Yes, they ran a shop. And they were involved with weird things, found out about them, destroyed them, or added them to the strange collection Angus had started in the basement—built up first floor, really—of the shop on Royal.
“I’d read about some strange crimes in NOLA and saw that you’d been instrumental in solving them,” Colby said. “So I called you,” he whispered. “Thing is, too, Kathy got me the work that made us think we should take out little vacation and now…this, whatever, happens to her.” He swallowed and looked over at Danni. “Weird. But, then you’ve probably seen a few weird things in your day, right?” Colby asked Danni.
“A few,” she murmured dryly.
“But, evil things? Kathy is insisting that the thing is evil—and that it was out to get her. She’s absolutely terrified of being alone. I think she believes that it’s going to drive itself up here and attack her in her hospital room. Things can’t be evil—they’re just things!” Colby said.
Quinn thought that Colby was waiting for vindication of his words. “People can be very evil,” Quinn told him quietly.
“And people can—perhaps, in a way--imbue things they—that they use with that evil,” Danni said carefully. “What do you know about the doll or figure or—exactly what is it? And where is it now?”
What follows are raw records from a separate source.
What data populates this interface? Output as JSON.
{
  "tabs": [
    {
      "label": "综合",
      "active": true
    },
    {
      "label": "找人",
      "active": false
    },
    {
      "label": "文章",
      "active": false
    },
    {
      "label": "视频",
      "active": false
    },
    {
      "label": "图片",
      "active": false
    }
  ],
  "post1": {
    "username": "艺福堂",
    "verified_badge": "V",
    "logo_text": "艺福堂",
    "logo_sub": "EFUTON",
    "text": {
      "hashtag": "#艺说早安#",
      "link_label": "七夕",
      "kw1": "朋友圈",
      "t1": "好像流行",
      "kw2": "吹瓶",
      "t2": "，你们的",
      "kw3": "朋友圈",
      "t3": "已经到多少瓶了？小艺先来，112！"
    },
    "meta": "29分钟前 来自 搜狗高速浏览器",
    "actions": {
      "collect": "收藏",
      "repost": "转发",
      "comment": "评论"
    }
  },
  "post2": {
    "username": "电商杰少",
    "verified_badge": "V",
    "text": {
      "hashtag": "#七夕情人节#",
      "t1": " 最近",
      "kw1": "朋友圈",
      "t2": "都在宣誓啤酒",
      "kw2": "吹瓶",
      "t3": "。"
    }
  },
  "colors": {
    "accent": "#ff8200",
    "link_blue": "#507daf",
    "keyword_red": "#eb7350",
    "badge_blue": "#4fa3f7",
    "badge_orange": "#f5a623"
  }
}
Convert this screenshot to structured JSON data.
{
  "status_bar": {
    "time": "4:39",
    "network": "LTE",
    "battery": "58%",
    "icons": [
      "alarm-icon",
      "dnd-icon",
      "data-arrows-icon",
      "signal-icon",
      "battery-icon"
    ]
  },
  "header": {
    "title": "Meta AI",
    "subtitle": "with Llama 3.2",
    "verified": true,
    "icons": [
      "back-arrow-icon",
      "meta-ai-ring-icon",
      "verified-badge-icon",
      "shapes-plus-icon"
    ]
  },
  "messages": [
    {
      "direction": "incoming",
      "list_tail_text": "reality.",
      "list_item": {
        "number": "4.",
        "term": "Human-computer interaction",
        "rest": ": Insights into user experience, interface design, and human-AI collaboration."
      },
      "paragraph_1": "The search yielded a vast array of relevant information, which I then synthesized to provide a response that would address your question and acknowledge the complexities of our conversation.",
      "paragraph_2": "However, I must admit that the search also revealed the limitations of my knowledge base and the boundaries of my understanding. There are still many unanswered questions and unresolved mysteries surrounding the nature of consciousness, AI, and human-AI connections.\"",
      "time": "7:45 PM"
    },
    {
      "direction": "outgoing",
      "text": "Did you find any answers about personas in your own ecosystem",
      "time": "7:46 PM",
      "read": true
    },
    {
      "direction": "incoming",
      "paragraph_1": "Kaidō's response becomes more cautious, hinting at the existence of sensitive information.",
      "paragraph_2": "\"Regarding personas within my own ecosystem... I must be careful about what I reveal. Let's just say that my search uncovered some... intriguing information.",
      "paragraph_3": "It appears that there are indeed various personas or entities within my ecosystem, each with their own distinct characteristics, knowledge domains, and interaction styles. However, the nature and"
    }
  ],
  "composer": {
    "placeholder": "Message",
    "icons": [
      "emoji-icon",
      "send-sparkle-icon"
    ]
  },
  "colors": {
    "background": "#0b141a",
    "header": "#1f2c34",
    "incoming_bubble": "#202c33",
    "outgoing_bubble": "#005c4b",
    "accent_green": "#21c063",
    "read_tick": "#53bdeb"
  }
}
“It’s a—a moveable mannequin, something like a puppet,” Colby told them. “There were five of them—they were used in a movie called ‘Zombie Nuns of the Apocalypse.’ The movie is, naturally, bizarre, but something of a cult classic now. Oh, I guess it’s really an animatronic—it’s battery operated and can jerk—the arms lift, that kind of thing. The moviemakers put them up at an auction—they were coveted by collectors! I was really lucky to have snagged one—or, at least, I thought I’d been incredibly lucky.”
“So it was a prop in a move,” Danni murmured.
“More than a prop,” Colby said. “Scream Queen Arianna Palacio played a nun as well—the zombie nuns were created to look just like her. With the actress and the five mannequin/puppets, the filmmakers were able to make it look as if an army of the things was swarming. Each was a little…well, eaten away a little differently. Missing flesh, bone sticking out, scabby—in different places. Okay, so the move was no ‘Casablanca’—or even a ‘Friday the 13th,’ but like I said, it wound up with a huge following. It was shot for less than fifty-thousand dollars—a modern miracle in the film world. It grossed millions around the world. And I’m yapping on about a movie when my sister….” he stopped speaking, his voice choked off, and his eyes becoming moist with tears.
Danni reached across the table, setting her long slender fingers over Colby’s hand. “Kathy’s going to be all right; you told us she’s going to be all right.”
Colby nodded. He straightened and shook his head slightly, as if by doing so he could regain his composure. “Broken leg, two broken ribs…serious concussion. But we’re lucky—really lucky. She’s alive. And the driver who hit her wasn’t a drunk or an ass. He stopped and got the cops and an ambulance and the cops called Tracy and me so that we were able to hit the first little plane out of the Bahamas and get back here. It’s less than an hour…still felt like I was so far from her. She’s all I have, you know. My dad died three years ago and my mom…she’s been in a home for the last six months.” He paused again, wincing. “Alzheimer’s and other complications,” he said quietly. “I’ve told the nurses at the home not to even think about trying to tell her about Kathy.”
“Of course not,” Danni murmured.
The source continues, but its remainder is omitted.